Хозяйка, поэтесса Катя Богородская, только что вернулась из Праги. В ее последней книге менялись в колебании чаш стеклянные ритмы русских заснеженных ямбов и электрические разряды и вспышки европейских биеннале и автогонок.
Она была дорога Антонову по первой крохотной книге стихов, которую он иллюстрировал. И в этих стихах необъяснимо для него и волшебно слилась Россия куполов и ампирных фасадов и крылатые самолетные чуда. Ему нравилась в ней проверенная московская красота и постоянный эксперимент поведения и стиха.
Их роман продолжался недолго и счастливо окончился, растворившись в подмосковной осени, с черными сырыми дорогами, убреданием в пустые леса, с огненной печью и внезапным ночным снегопадом, ослепившим их, отрезвившим. Они шли в белизне, уже разлученные новым временем года. Погруженные в иные стихи и картины. И в память о себе самих, идущих по первому снегу.
Теперь он явился и был оглушен с порога звоном стекла и музыки. Знакомый актер, давно отдыхающий от спектаклей, двинулся на него, издалека уже чмокая, загребая вместе с воздухом в объятия:
— Антонов! Явился! Посмотрите на него! Знаете, я его никогда не любил!..

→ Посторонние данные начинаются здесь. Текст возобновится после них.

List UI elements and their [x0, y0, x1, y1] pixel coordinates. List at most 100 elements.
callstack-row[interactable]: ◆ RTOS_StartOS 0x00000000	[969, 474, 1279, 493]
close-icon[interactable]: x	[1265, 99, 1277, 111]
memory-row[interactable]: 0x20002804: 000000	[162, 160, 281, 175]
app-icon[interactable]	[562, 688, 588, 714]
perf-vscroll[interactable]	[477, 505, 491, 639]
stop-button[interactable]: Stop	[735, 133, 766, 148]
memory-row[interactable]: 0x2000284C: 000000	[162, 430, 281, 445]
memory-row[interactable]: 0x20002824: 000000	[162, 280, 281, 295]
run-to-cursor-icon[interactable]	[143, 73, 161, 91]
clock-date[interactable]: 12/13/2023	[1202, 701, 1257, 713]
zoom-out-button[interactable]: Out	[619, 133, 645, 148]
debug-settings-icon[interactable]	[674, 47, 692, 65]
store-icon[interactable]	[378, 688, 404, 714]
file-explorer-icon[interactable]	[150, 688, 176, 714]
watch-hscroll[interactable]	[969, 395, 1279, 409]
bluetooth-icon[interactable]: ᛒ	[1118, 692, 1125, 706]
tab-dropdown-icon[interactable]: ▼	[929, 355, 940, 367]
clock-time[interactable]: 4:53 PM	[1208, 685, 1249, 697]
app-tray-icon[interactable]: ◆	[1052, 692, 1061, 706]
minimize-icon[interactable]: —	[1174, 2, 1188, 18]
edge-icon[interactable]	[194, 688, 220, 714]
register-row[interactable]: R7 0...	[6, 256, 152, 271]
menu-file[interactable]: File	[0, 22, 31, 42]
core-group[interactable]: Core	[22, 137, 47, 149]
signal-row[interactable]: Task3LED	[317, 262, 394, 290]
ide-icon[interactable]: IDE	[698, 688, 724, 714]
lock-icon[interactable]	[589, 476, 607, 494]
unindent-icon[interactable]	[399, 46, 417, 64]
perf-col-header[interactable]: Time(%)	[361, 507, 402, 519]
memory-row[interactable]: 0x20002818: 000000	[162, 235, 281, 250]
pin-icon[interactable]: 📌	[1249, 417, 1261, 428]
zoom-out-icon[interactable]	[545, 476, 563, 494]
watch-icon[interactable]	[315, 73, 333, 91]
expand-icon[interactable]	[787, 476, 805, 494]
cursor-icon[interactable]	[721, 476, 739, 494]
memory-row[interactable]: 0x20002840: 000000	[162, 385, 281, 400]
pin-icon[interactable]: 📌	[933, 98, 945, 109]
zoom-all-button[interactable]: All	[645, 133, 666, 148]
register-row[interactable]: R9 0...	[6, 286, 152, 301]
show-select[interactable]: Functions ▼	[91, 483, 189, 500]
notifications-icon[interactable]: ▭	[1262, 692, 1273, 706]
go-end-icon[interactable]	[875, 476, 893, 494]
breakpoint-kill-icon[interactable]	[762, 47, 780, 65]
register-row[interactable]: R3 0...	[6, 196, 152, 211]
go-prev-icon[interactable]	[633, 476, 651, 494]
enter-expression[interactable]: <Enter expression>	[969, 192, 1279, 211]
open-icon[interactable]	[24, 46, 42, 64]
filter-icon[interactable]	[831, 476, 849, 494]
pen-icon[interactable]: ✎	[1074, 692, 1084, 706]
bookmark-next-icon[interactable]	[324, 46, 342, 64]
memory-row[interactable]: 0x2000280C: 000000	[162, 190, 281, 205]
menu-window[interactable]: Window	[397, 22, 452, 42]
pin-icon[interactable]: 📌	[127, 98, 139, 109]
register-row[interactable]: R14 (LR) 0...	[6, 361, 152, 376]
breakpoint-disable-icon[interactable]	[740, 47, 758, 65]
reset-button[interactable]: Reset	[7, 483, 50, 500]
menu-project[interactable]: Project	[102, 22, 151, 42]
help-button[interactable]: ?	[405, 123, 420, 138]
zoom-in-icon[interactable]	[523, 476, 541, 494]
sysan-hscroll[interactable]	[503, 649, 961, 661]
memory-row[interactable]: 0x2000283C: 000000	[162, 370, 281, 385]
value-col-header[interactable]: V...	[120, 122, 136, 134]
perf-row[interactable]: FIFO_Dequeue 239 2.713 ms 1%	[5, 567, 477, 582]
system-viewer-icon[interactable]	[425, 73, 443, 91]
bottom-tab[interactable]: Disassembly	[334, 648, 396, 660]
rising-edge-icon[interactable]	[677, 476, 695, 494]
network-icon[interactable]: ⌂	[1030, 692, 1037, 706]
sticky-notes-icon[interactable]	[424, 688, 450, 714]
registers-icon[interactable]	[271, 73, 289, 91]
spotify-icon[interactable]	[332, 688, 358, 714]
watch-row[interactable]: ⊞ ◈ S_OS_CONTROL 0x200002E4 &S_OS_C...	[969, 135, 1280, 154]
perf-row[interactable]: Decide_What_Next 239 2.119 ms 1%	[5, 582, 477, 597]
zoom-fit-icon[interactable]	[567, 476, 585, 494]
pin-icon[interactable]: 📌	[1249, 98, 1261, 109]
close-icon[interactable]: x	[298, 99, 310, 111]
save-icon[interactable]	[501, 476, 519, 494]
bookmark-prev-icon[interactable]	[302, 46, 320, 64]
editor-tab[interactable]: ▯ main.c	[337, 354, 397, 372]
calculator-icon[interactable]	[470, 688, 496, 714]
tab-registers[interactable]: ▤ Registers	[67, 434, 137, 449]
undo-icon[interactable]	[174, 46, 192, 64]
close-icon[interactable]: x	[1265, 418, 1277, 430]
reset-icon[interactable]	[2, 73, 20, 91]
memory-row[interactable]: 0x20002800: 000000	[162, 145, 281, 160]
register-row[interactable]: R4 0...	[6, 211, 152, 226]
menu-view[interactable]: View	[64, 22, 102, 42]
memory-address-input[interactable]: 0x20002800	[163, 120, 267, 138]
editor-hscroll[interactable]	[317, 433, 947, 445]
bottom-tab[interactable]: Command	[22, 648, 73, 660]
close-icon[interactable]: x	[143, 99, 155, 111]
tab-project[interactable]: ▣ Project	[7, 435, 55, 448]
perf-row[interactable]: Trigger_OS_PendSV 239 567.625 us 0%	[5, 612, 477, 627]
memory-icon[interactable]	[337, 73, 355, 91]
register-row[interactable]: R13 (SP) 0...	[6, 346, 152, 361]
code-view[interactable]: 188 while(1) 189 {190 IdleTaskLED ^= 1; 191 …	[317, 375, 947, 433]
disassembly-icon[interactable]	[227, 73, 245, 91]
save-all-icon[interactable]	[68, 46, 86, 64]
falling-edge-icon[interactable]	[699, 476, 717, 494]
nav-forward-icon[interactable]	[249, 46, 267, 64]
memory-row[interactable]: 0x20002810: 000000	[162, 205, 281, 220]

Рыжая остроклювая женщина дрогнула оперением. Цапнула его когтями за рукав, скакнув на цепких ногах.
— Так это вы, Антонов без обертонов? А мы тут все в очередь на квартиру выстраиваемся. Вы вступите в наш кооператив, я надеюсь?
Белокурая, пухлая, похожая на Елизавету Петровну, с открытой грудью, но без маленькой алмазной короны, которая померещилась Антонову, смеялась румяными губками:
— Вы знаете, это гофманиана, гофманиана какая-то!
Хозяйка оттолкнулась от тахты, отделившись от полусидящих, полулежащих. Выпрямилась навстречу ему, успев ударить в клавишу магнитофона. Брызнула из-под своих золоченых бровей зеленью, смехом. В двухцветной замшевой юбке, руки в боки, притопывала туфельками.
— Антонов, здравствуй! — тянулась к нему, качая заостренно плечами.
— Здравствуй, Катюша, — обрадовался он мгновенной радостью и ей самой, и этому гаму, и слишком медленному для столь стремительной музыки вращению катушек, и ее туфелькам, которые, сброшенные, полетели в угол.
Босые, гибкие, тонкопалые ноги сухими пятками стучали о половицы. Переводя в танец свое движение по Москве, мигание ламп в метро, дребезжание троллейбуса, Антонов коснулся бедром двухцветной замши.